About 15 descendants, consisting mostly of grandchildren and great- grandchildren of Ida B. Wells, were expected at the weekend event July 14-16.
Ferrell had no contact with Ida B. Wells, who was born in Holly Springs, moved to Memphis and later travelled the world speaking out against lynching of African Americans. Her autobiography, recorded in her notes and typed by her son, were passed on to Ferrell’s mother. The typed pages remained but Ida B. Wells’ handwritten notes were lost.
The celebration acknowledges the efforts of early civil rights workers like Wells and builds on what was accomplished.
In opening prayer, Autriniece Folsom called attention to the need to remember.
“May we never forget those who have gone on who laid the way for us,” she said.
Mayor Andre’ Deberry echoed that prayer saying it is important to keep the legacy of Ida B. Wells alive.
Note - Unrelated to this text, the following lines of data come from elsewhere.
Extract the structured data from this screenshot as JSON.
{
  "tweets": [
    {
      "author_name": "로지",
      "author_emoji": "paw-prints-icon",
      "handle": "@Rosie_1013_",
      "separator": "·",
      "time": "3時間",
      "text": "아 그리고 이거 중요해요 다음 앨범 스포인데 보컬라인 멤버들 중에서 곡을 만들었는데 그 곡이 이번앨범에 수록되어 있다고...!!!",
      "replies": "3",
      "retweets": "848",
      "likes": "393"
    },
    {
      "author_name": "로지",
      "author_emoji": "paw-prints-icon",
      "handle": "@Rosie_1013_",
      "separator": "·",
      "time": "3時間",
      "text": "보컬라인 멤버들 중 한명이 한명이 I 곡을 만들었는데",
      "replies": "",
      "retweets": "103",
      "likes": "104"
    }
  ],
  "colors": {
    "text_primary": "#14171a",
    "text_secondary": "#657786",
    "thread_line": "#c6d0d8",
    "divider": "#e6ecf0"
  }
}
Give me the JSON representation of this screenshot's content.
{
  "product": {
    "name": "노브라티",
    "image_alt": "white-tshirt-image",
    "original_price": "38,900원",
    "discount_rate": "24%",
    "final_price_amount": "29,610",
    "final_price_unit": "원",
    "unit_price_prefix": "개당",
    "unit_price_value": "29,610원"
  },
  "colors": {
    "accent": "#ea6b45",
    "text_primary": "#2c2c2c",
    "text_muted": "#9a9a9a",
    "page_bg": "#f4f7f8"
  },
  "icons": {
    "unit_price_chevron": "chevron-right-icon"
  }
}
Evelyn Elliott spoke of how Wells spoke out against injustice during a time when women were supposed to be seen, not heard.
“She kept finding ways (to speak out),” Elliott said.
“We encourage all of you to help us to make a difference and find ways of raising funds (for the museum).”
Ferrell said she doesn’t remember the date of her first Ida B. Wells reunion and has missed only one since she first came to the yearly homecoming event.
“I flew in to Memphis and they were picking me up to drive me down to Holly Springs,” she continued. “The plane was an hour late and I was supposed to talk. We were at least two hours late.
“Up north, if you are not there, people go ahead and eat and you get what’s left. Well, when I came in, everybody was sitting and nobody had touched the food. I got a key to the city from Mayor Eddie Lee Smith. That was my introduction to Holly Springs.”
Ferrell thanked museum curator Leona Harris and the city for the upkeep of the Ida B. Wells Family Art Gallery. The City of Holly Springs owns the property and upkeep is done with grants and matching funds raised by the museum.
“It’s going to get better and better,” Ferrell said.
This year’s celebration and picnic were set up under the trees of historic Spring Hollow Park. Brother James Coleman and Elliott led the singing at opening celebrations.
The music consisted of a mixture of spirituals and civil rights movement songs.
Enola Kimmons and Mamie Nunnally were in charge of the fish fry and barbecue plate luncheon Friday.
A tour of the Civil Rights Museum in Memphis was scheduled for Saturday and a banquet Saturday night.